Iron chemistry, from molecular clusters to nanoparticles: A nice example of chemical versatility

Iron is an important element in the environment, due to its presence in soils and natural waters in the form of molecular complexes or colloids. Dissolution of ferric oxides in natural conditions (including acid-base and redox phenomena, microbial mediation and photo-chemistry) is of major importance in the cycling of iron. Iron oxides are also present in living organisms (eg. plants, bacteria, molluscs, birds and humans). Fe(II) complexes are the active center of haemoglobin and ferredoxins. Various biomineralization processes involve Fe(II) and Fe (III) species for the regulation of iron concentration in organism (ferritin) or to produce different oxides, such as goethite, magnetite, lepidocrocite. The structural chemistry of iron oxy(hydr)oxides is very rich and diversified.
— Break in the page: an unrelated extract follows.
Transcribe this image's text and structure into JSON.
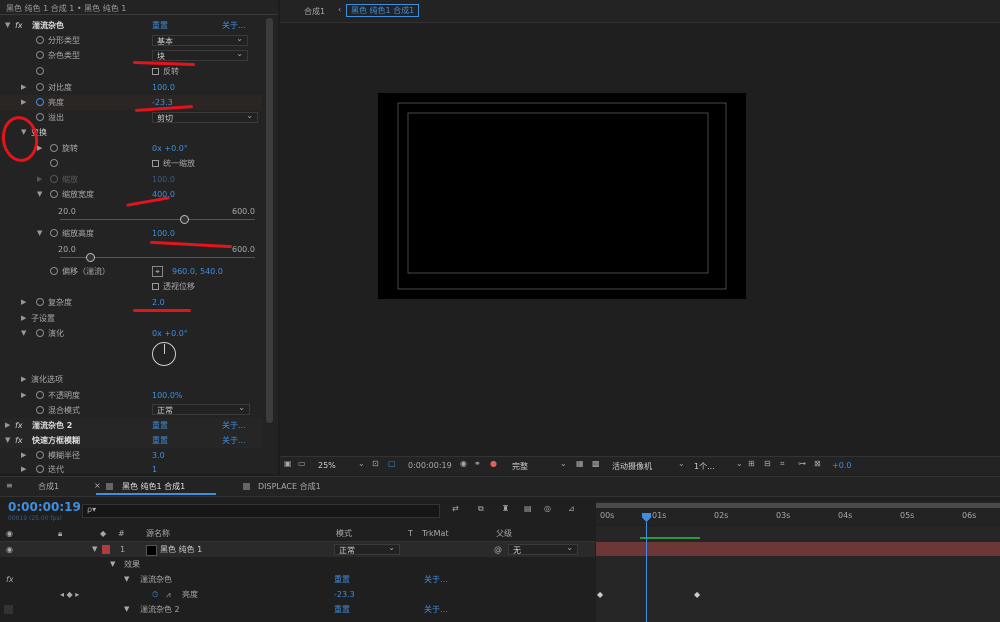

Because of the great diversity of physicochemical conditions in the environment (e.g. acidity, redox conditions, bacterial activity, temperature, salinity, presence of organic or inorganic ligands), practically all the iron oxide phases can be found in the natural environment. All of the structural types can also be formed from solutions by « chimie douce » giving rise to a puzzling chemistry. We present the main aspects of iron chemistry in aqueous medium, especially the condensation phenomena which lead to the formation of clusters or nanoparticles. Their formation is interpreted with illustrative mechanisms building a bridge between solution chemistry and solid state chemistry. The main factors orienting the crystallization process of solids and controlling the particle size are examinated, including the synthesis of magnetic phases and nanomaterials. The properties of finely divided magnetic materials closely depend on the size of the particles and their state of dispersion and aggregation. It is therefore very important to carefully understand and control the synthesis of particles and their surface state.